The term Darknet is often used in films or other media. But what is Darknet? How do I get into it? And what do you do with it? Exactly such questions we will answer every Friday in the future. With the series “What is …” we treat every week a term that comes from IT security and try to clarify frequent questions. This series starts with the term Darknet, which is often associated with crime.
What is the Darknet?
In order to understand Darknet, we first have to talk about the Internet. The Internet is often divided into three different parts:
- Deep Web: Contains all non-indexed pages. This means everything that can’t be found by conventional search engines.
- Clear Web: Contains all indexed pages. The Clear Web is what is colloquially called the Internet. All pages that can be found through search engines.
- Darknet: The Dark-Net is a small part of the Deep Web. The difference lies in the fact that a special encryption is necessary for pages from the Darknet.
This means that the Darknet cannot be accessed via conventional browsers (e.g. Chrome, Firefox, Safari). To get into the darknet you need another browser, as we already reported in September 2018.
Due to the special encryption that makes Darknet stand out from the Deep Web, users can surf completely anonymously. Complete anonymity is interesting for two different groups of people:
- People without freedom of expression: This group includes journalists, politically oppressed people and whistleblowers. These people cannot publish their own opinions without fearing consequences. Therefore the anonymity of Darknet helps these people to publish their opinions or other information without fearing consequences. One of the best known examples is Edward Snowden, who himself communicated via such sites.
- people who abuse anonymity: This group of people is the group that is often associated with Darknet in the media. Among other things, illegal things are sold, such as weapons, poison or drugs. In addition to physical things, viruses or child pornography are also offered. So that the buyers and sellers cannot be found, they use the anonymity of the Darknet.
The relationship between illegal and legal content in Darknet was investigated in 2016 by the British security company Intelliagg. This study states that 52% of all sites are legal and 48% illegal. These figures are already a few years old, but the study shows that Darknet is not as criminal as it is often heard in the media.
There are several browsers that allow us to access Darknet. The best known is the TOR-Browser (average about 2 million users daily). But how does TOR (The Onion Router) manage that the user can surf completely anonymously?
The technology used by the browser is called onion routing. One can imagine this principle like an onion. There are many different layers and each layer is connected to a predecessor and a successor. In the browser it looks like our request runs through a lot of nodes, which only know the predecessor and the successor. Because our query runs through many nodes and no node knows the entire history, our query can run anonymously through the darknet.
What criminals do
Criminals offer everything the law forbids. The list is endless, from marijuana to a hit man, everything is offered. In addition to dangerous substances or services, fake IDs or credit card numbers are also on the sales list. Payment is usually made using crypto currencies such as Bitcoin, as this payment process is also anonymous.
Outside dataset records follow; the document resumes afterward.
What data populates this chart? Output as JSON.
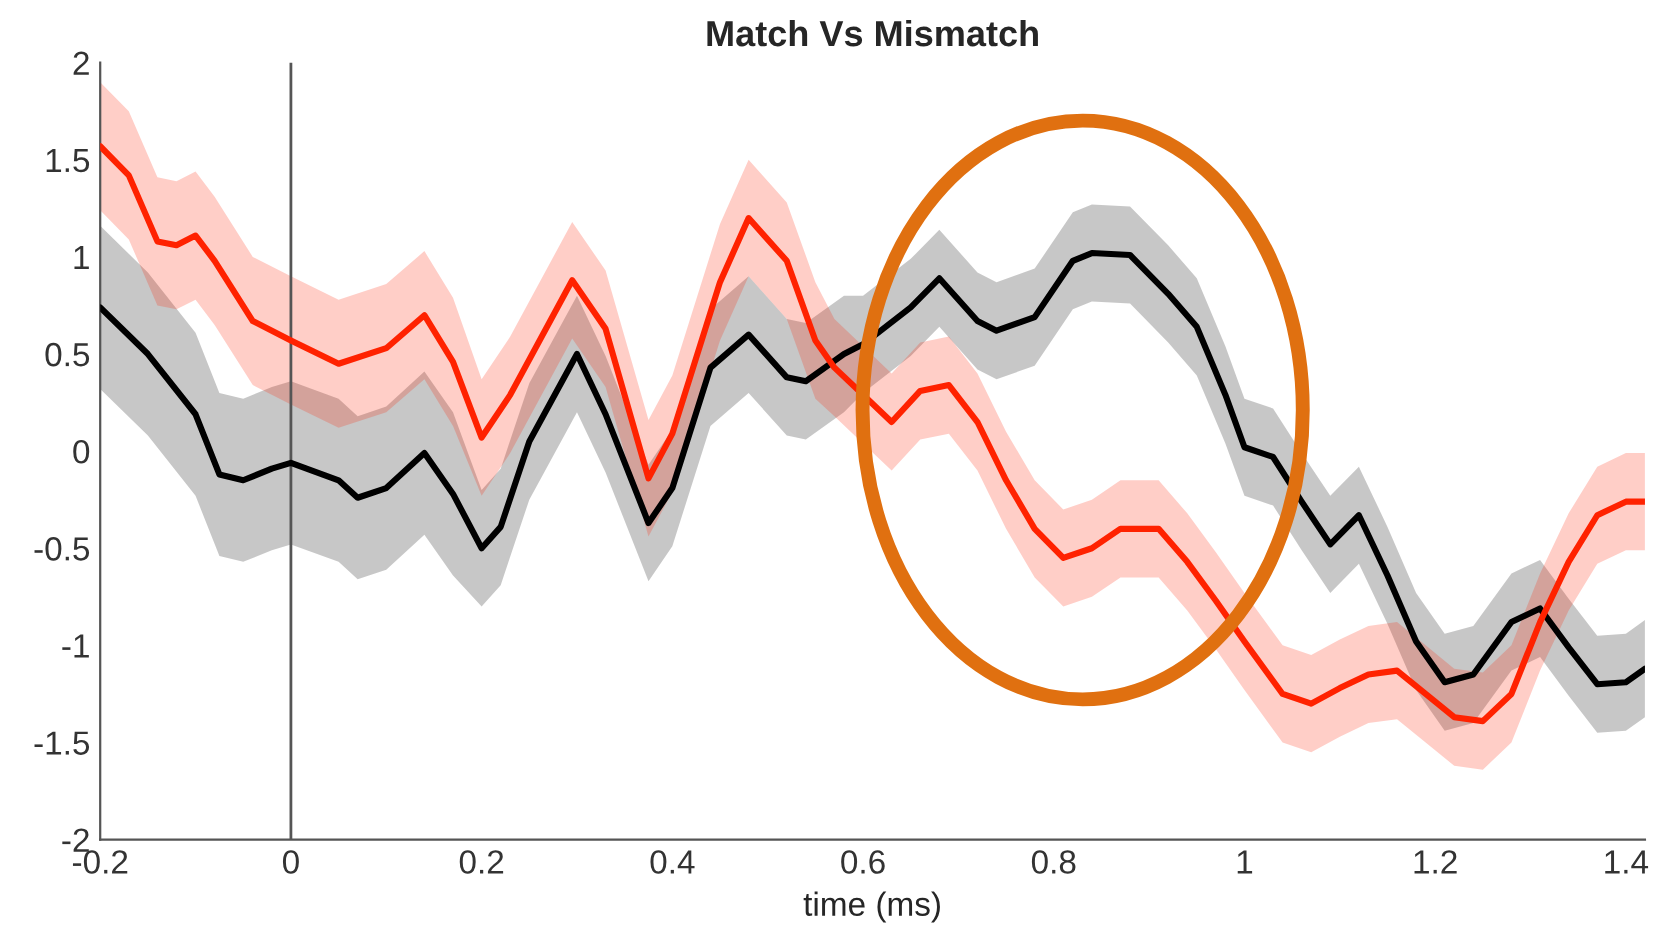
{
  "chart_data": {
    "type": "line",
    "title": "Match Vs Mismatch",
    "xlabel": "time (ms)",
    "xlim": [
      -0.2,
      1.42
    ],
    "xticks": [
      -0.2,
      0,
      0.2,
      0.4,
      0.6,
      0.8,
      1,
      1.2,
      1.4
    ],
    "ylim": [
      -2,
      2
    ],
    "yticks": [
      -2,
      -1.5,
      -1,
      -0.5,
      0,
      0.5,
      1,
      1.5,
      2
    ],
    "grid": false,
    "marker": "none",
    "line_style": "solid",
    "ref_lines": [
      {
        "axis": "x",
        "value": 0,
        "color": "#555555"
      }
    ],
    "series": [
      {
        "color": "#000000",
        "x": [
          -0.2,
          -0.15,
          -0.1,
          -0.075,
          -0.05,
          -0.02,
          0,
          0.05,
          0.07,
          0.1,
          0.14,
          0.17,
          0.2,
          0.22,
          0.25,
          0.3,
          0.33,
          0.375,
          0.4,
          0.44,
          0.48,
          0.52,
          0.54,
          0.58,
          0.6,
          0.65,
          0.68,
          0.72,
          0.74,
          0.78,
          0.82,
          0.84,
          0.88,
          0.92,
          0.95,
          0.98,
          1.0,
          1.03,
          1.06,
          1.09,
          1.12,
          1.15,
          1.18,
          1.21,
          1.24,
          1.28,
          1.31,
          1.34,
          1.37,
          1.4,
          1.42
        ],
        "values": [
          0.74,
          0.5,
          0.19,
          -0.12,
          -0.15,
          -0.09,
          -0.06,
          -0.15,
          -0.24,
          -0.19,
          -0.01,
          -0.22,
          -0.5,
          -0.39,
          0.05,
          0.5,
          0.19,
          -0.37,
          -0.19,
          0.43,
          0.6,
          0.38,
          0.36,
          0.5,
          0.55,
          0.74,
          0.89,
          0.67,
          0.62,
          0.69,
          0.98,
          1.02,
          1.01,
          0.81,
          0.64,
          0.29,
          0.02,
          -0.03,
          -0.26,
          -0.48,
          -0.33,
          -0.64,
          -0.98,
          -1.19,
          -1.15,
          -0.88,
          -0.81,
          -1.01,
          -1.2,
          -1.19,
          -1.12
        ],
        "lower": [
          0.32,
          0.08,
          -0.23,
          -0.54,
          -0.57,
          -0.51,
          -0.48,
          -0.57,
          -0.66,
          -0.61,
          -0.43,
          -0.64,
          -0.8,
          -0.69,
          -0.25,
          0.2,
          -0.11,
          -0.67,
          -0.49,
          0.13,
          0.3,
          0.08,
          0.06,
          0.2,
          0.3,
          0.49,
          0.64,
          0.42,
          0.37,
          0.44,
          0.73,
          0.77,
          0.76,
          0.56,
          0.39,
          0.04,
          -0.23,
          -0.28,
          -0.51,
          -0.73,
          -0.58,
          -0.89,
          -1.23,
          -1.44,
          -1.4,
          -1.13,
          -1.06,
          -1.26,
          -1.45,
          -1.44,
          -1.37
        ],
        "upper": [
          1.16,
          0.92,
          0.61,
          0.3,
          0.27,
          0.33,
          0.36,
          0.27,
          0.18,
          0.23,
          0.41,
          0.2,
          -0.2,
          -0.09,
          0.35,
          0.8,
          0.49,
          -0.07,
          0.11,
          0.73,
          0.9,
          0.68,
          0.66,
          0.8,
          0.8,
          0.99,
          1.14,
          0.92,
          0.87,
          0.94,
          1.23,
          1.27,
          1.26,
          1.06,
          0.89,
          0.54,
          0.27,
          0.22,
          -0.01,
          -0.23,
          -0.08,
          -0.39,
          -0.73,
          -0.94,
          -0.9,
          -0.63,
          -0.56,
          -0.76,
          -0.95,
          -0.94,
          -0.87
        ]
      },
      {
        "color": "#ff2200",
        "x": [
          -0.2,
          -0.17,
          -0.14,
          -0.12,
          -0.1,
          -0.08,
          -0.04,
          0,
          0.05,
          0.1,
          0.14,
          0.17,
          0.2,
          0.23,
          0.295,
          0.33,
          0.375,
          0.4,
          0.45,
          0.48,
          0.52,
          0.55,
          0.57,
          0.6,
          0.63,
          0.66,
          0.69,
          0.72,
          0.75,
          0.78,
          0.81,
          0.84,
          0.87,
          0.91,
          0.94,
          0.97,
          1.0,
          1.04,
          1.07,
          1.1,
          1.13,
          1.16,
          1.19,
          1.22,
          1.25,
          1.28,
          1.31,
          1.34,
          1.37,
          1.4,
          1.42
        ],
        "values": [
          1.57,
          1.42,
          1.08,
          1.06,
          1.11,
          0.98,
          0.67,
          0.57,
          0.45,
          0.53,
          0.7,
          0.46,
          0.07,
          0.29,
          0.88,
          0.63,
          -0.14,
          0.09,
          0.87,
          1.2,
          0.98,
          0.57,
          0.43,
          0.29,
          0.15,
          0.31,
          0.34,
          0.15,
          -0.15,
          -0.4,
          -0.55,
          -0.5,
          -0.4,
          -0.4,
          -0.57,
          -0.77,
          -0.98,
          -1.25,
          -1.3,
          -1.22,
          -1.15,
          -1.13,
          -1.25,
          -1.37,
          -1.39,
          -1.25,
          -0.88,
          -0.57,
          -0.33,
          -0.26,
          -0.26
        ],
        "lower": [
          1.24,
          1.09,
          0.75,
          0.73,
          0.78,
          0.65,
          0.34,
          0.24,
          0.12,
          0.2,
          0.37,
          0.13,
          -0.23,
          -0.01,
          0.58,
          0.33,
          -0.44,
          -0.21,
          0.57,
          0.9,
          0.68,
          0.27,
          0.18,
          0.04,
          -0.1,
          0.06,
          0.09,
          -0.1,
          -0.4,
          -0.65,
          -0.8,
          -0.75,
          -0.65,
          -0.65,
          -0.82,
          -1.02,
          -1.23,
          -1.5,
          -1.55,
          -1.47,
          -1.4,
          -1.38,
          -1.5,
          -1.62,
          -1.64,
          -1.5,
          -1.13,
          -0.82,
          -0.58,
          -0.51,
          -0.51
        ],
        "upper": [
          1.9,
          1.75,
          1.41,
          1.39,
          1.44,
          1.31,
          1.0,
          0.9,
          0.78,
          0.86,
          1.03,
          0.79,
          0.37,
          0.59,
          1.18,
          0.93,
          0.16,
          0.39,
          1.17,
          1.5,
          1.28,
          0.87,
          0.68,
          0.54,
          0.4,
          0.56,
          0.59,
          0.4,
          0.1,
          -0.15,
          -0.3,
          -0.25,
          -0.15,
          -0.15,
          -0.32,
          -0.52,
          -0.73,
          -1.0,
          -1.05,
          -0.97,
          -0.9,
          -0.88,
          -1.0,
          -1.12,
          -1.14,
          -1.0,
          -0.63,
          -0.32,
          -0.08,
          -0.01,
          -0.01
        ]
      }
    ]
  }
}
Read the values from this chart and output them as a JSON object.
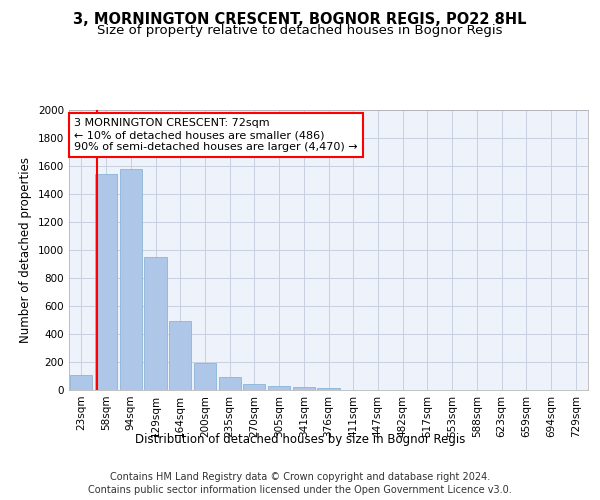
{
  "title_line1": "3, MORNINGTON CRESCENT, BOGNOR REGIS, PO22 8HL",
  "title_line2": "Size of property relative to detached houses in Bognor Regis",
  "xlabel": "Distribution of detached houses by size in Bognor Regis",
  "ylabel": "Number of detached properties",
  "categories": [
    "23sqm",
    "58sqm",
    "94sqm",
    "129sqm",
    "164sqm",
    "200sqm",
    "235sqm",
    "270sqm",
    "305sqm",
    "341sqm",
    "376sqm",
    "411sqm",
    "447sqm",
    "482sqm",
    "517sqm",
    "553sqm",
    "588sqm",
    "623sqm",
    "659sqm",
    "694sqm",
    "729sqm"
  ],
  "values": [
    110,
    1545,
    1575,
    950,
    490,
    190,
    95,
    45,
    30,
    20,
    15,
    0,
    0,
    0,
    0,
    0,
    0,
    0,
    0,
    0,
    0
  ],
  "bar_color": "#aec6e8",
  "bar_edge_color": "#7dadd4",
  "vline_color": "red",
  "vline_pos": 0.72,
  "annotation_text": "3 MORNINGTON CRESCENT: 72sqm\n← 10% of detached houses are smaller (486)\n90% of semi-detached houses are larger (4,470) →",
  "annotation_box_color": "white",
  "annotation_box_edge_color": "red",
  "ylim": [
    0,
    2000
  ],
  "yticks": [
    0,
    200,
    400,
    600,
    800,
    1000,
    1200,
    1400,
    1600,
    1800,
    2000
  ],
  "footnote_line1": "Contains HM Land Registry data © Crown copyright and database right 2024.",
  "footnote_line2": "Contains public sector information licensed under the Open Government Licence v3.0.",
  "background_color": "#eef2fa",
  "grid_color": "#c8cfe0",
  "title_fontsize": 10.5,
  "subtitle_fontsize": 9.5,
  "axis_label_fontsize": 8.5,
  "tick_fontsize": 7.5,
  "annotation_fontsize": 8,
  "footnote_fontsize": 7
}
Looking at the offers in terms of IT security aspects, it is becoming increasingly interesting. It can be seen that more and more malware is being offered. In addition to malware, cyber attacks are also being offered, such as a DoS attack.
Should I visit the Darknet?
Since every second page shows illegal content, you load very quickly on such a page. Clicking on a wrong link can already lead you to such a page. Therefore, we advise inexperienced users not to visit Darknet.
Clicking on a wrong link can already lead you to such a page. Therefore, we advise inexperienced users not to visit Darknet. One wrong click and you could end up on a website that shows child pornography. First, you don’t want to see these pages and second, you’ll quickly get into trouble if the criminal investigation department manages to get your identity out.
Another argument for inexperienced users to keep their hands off is that there are viruses and other malware on a variety of websites. You can download this malware with a fake click. Such software can, for example, steal your personal data or lock you out of your own PC.
Many police experts also surf Darknet to expose criminals, for example by starting a communication or handing over an illegal substance. So that you do not run into the sights of these experts, you should keep your fingers off the Darknet.